Quién sabe en qué barco había llegado a Buenos Aires, con qué sueños y pesadillas, si vino a esconderse o a seguir luchando, éramos pibes y nada de su historia nos importaba, tampoco la habríamos entendido porque nadie, hasta entonces, nos había explicado qué era el fascismo.
Pasaba caminando, todas las tardes, con dos canastas unidas por un palo de escoba que cargaba sobre su espalda, en precario equilibrio, como una destartalada imagen de la justicia. Era viejo, muy pobre, desdentado, y ofrecía su mercadería farfullando un acento más cocoliche que italiano: aco, limone, huebo, perequile grati... aco, limone, huebo, perequile grati...
La barra –cinco, siete, diez pibes cuando estábamos todos- lo seguía a lo largo de la cuadra, gritándole ¡Mussolini! El viejo se daba vuelta, las canastas se agitaban en los extremos del palo de escoba como badajos sin campana, fligi di putana, porca miseria, la puta que los parió, gritaba sin aliento, agobiado por la carga, la caminata, la dura vida de inmigrante. Y entre gritos y risas, los pibes nos dispersábamos como corridos por un ogro miserable, tristón, incomprensible.
Un día pasó antes de la hora habitual, o después, o estuve en el lugar y el momento equivocados, quién sabe. Yo estaba solo, sentado en el umbral de mi casa, esperando ante la calle desierta a que se acabara la hora eterna de la siesta. El viejo apareció en la otra esquina y empezó a acercarse. Por la misma vereda en la que yo estaba sentado, para colmo, cuando lo habitual era que caminara por la de enfrente. A lo mejor, cansado de las burlas, pensó que pasando más temprano y por la vereda opuesta nos evitaría.
Mi primer impulso fue entrar en mi casa, no tenía ganas de verlo pasar, o tuve vergüenza por estar solo, pero me quedé sentado, como esperándolo.

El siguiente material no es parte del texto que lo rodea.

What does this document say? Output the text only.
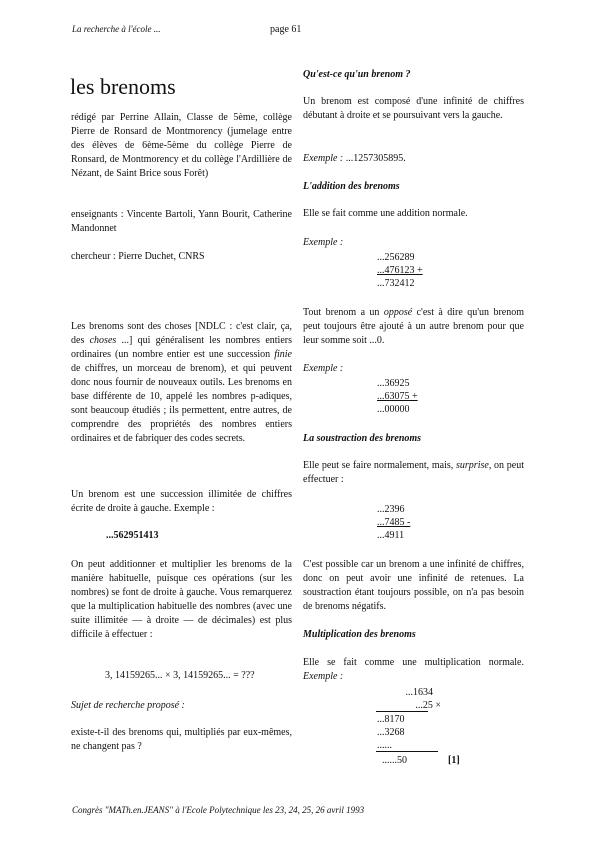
La recherche à l'école ...	page 61
les brenoms
rédigé par Perrine Allain, Classe de 5ème, collège Pierre de Ronsard de Montmorency (jumelage entre des élèves de 6ème-5ème du collège Pierre de Ronsard, de Montmorency et du collège l'Ardillière de Nézant, de Saint Brice sous Forêt)
enseignants : Vincente Bartoli, Yann Bourit, Catherine Mandonnet
chercheur : Pierre Duchet, CNRS
Les brenoms sont des choses [NDLC : c'est clair, ça, des choses ...] qui généralisent les nombres entiers ordinaires (un nombre entier est une succession finie de chiffres, un morceau de brenom), et qui peuvent donc nous fournir de nouveaux outils. Les brenoms en base différente de 10, appelé les nombres p-adiques, sont beaucoup étudiés ; ils permettent, entre autres, de comprendre des propriétés des nombres entiers ordinaires et de fabriquer des codes secrets.
Un brenom est une succession illimitée de chiffres écrite de droite à gauche. Exemple :
...562951413
On peut additionner et multiplier les brenoms de la manière habituelle, puisque ces opérations (sur les nombres) se font de droite à gauche. Vous remarquerez que la multiplication habituelle des nombres (avec une suite illimitée — à droite — de décimales) est plus difficile à effectuer :
3, 14159265... × 3, 14159265... = ???
Sujet de recherche proposé :
existe-t-il des brenoms qui, multipliés par eux-mêmes, ne changent pas ?
Qu'est-ce qu'un brenom ?
Un brenom est composé d'une infinité de chiffres débutant à droite et se poursuivant vers la gauche.
Exemple : ...1257305895.
L'addition des brenoms
Elle se fait comme une addition normale.
Exemple :
...256289
...476123 +
...732412
Tout brenom a un opposé c'est à dire qu'un brenom peut toujours être ajouté à un autre brenom pour que leur somme soit ...0.
Exemple :
...36925
...63075 +
...00000
La soustraction des brenoms
Elle peut se faire normalement, mais, surprise, on peut effectuer :
...2396
...7485 -
...4911
C'est possible car un brenom a une infinité de chiffres, donc on peut avoir une infinité de retenues. La soustraction étant toujours possible, on n'a pas besoin de brenoms négatifs.
Multiplication des brenoms
Elle se fait comme une multiplication normale. Exemple :
...1634
...25 ×
...8170
...3268
......
......50	[1]
Congrès "MATh.en.JEANS" à l'Ecole Polytechnique les 23, 24, 25, 26 avril 1993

Aco, limone, huebo, perequile grati... aco, limone, huebo, perequile grati... fue acercándose el viejo, sin que ninguna puerta se abriera, sin que nadie a lo largo de la cuadra lo detuviera para comprarle, aco, limone, huebo, perequile grati... aco, limone, huebo, perequile grati...
Pasó casi rozándome, arrastrando los pies probablemente llagados de tanto andar por las calles y el mundo, murmurando frases en escondidos dialectos del pasado, sin mirarme.
Se alejó así, ensimismado, y cuando estuvo a cinco, diez metros, envalentonado, me levanté del umbral, puse mis manos haciendo bocina sobre mi boca y le grité: ¡Mussolini!
No se volvió a insultarme, ni siquiera se detuvo, ni me miró, y entré en mi casa, confundido, preguntándome, por primera vez en mi infancia, quién habría sido de verdad Mussolini.
A la mañana siguiente lo encontraron, al borde del terraplén del ferrocarril que cruzaba el barrio, boca arriba sobre el palo de escoba y las canastas volcadas, muy abiertos los ojos desde quién sabe cuándo, quizás desde su Italia natal o mirando por fin, en el cielo limpio del amanecer, la infancia en su lejana aldea, antes de la llegada al poder de ese Mussollini cuya sola mención tanto lo alteraba.